ところが、その坂本は昨年4月末に左ふくらはぎの張りで離脱。07年9月以来、約8年ぶりの登録抹消となると、片岡も6月に右ふくらはぎの肉離れで戦線離脱。代役として、昨年限りで引退した大ベテラン井端弘和が奮闘した。
つまり、坂本と片岡が離脱すると一軍レベルの二遊間の控えに40歳の内野手しかいないチーム状況だったわけだ。オフにFA復帰した脇谷亮太も、昨季は一軍で1度もセカンドとショートを守っていない。
そこで白羽の矢がたったのが、メジャー時代に遊撃経験もあり、ロッテでは二塁でゴールデングラブ賞を獲得したクルーズである。もちろん昨季16本塁打、73打点のクルーズならば、二遊間問題だけでなく貧打解消の起爆剤としても期待できる。(※15年シーズンの巨人打線では、阿部と長野の15本塁打、坂本の68打点がチーム最多だった)
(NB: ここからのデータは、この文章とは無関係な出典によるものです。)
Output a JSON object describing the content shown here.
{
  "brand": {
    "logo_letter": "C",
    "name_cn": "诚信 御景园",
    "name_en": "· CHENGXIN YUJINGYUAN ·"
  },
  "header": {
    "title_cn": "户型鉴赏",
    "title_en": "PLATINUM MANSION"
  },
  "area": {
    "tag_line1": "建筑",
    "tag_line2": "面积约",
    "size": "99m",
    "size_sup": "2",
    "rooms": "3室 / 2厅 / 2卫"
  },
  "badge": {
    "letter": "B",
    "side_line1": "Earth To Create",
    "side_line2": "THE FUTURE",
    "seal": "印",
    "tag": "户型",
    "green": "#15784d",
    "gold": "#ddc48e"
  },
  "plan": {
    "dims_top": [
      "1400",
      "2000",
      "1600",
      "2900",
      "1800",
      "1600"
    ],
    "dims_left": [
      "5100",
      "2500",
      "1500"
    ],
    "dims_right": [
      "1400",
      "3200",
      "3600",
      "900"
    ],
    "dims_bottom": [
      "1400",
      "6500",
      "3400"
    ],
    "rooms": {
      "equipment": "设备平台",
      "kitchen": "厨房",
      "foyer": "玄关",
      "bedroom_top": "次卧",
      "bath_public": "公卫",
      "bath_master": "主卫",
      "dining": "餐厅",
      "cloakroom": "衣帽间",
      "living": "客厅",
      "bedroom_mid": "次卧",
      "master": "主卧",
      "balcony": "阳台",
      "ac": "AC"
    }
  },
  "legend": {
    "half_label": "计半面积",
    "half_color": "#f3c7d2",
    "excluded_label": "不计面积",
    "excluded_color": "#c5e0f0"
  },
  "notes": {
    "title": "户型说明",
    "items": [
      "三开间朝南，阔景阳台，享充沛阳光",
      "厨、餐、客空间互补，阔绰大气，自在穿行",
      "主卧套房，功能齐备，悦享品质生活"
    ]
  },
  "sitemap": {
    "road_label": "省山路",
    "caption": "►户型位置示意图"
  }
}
ヤクルトとの開幕3連戦では、「5番・セカンド」として計10打数6安打で4打点と爆発し、チームの3連勝に貢献。今月13日のヤクルト戦からコンディション不良の坂本がスタメンを外れると、クルーズは「5番・ショート」として先発出場を続け、その間チームも3勝1敗の好成績を残している。
攻守に渡り救世主的な活躍を見せる陽気なメキシカン。ルイス・クルーズは「貧打解消」と「二遊間の補強」という由伸巨人の弱点をたったひとりで埋めつつある。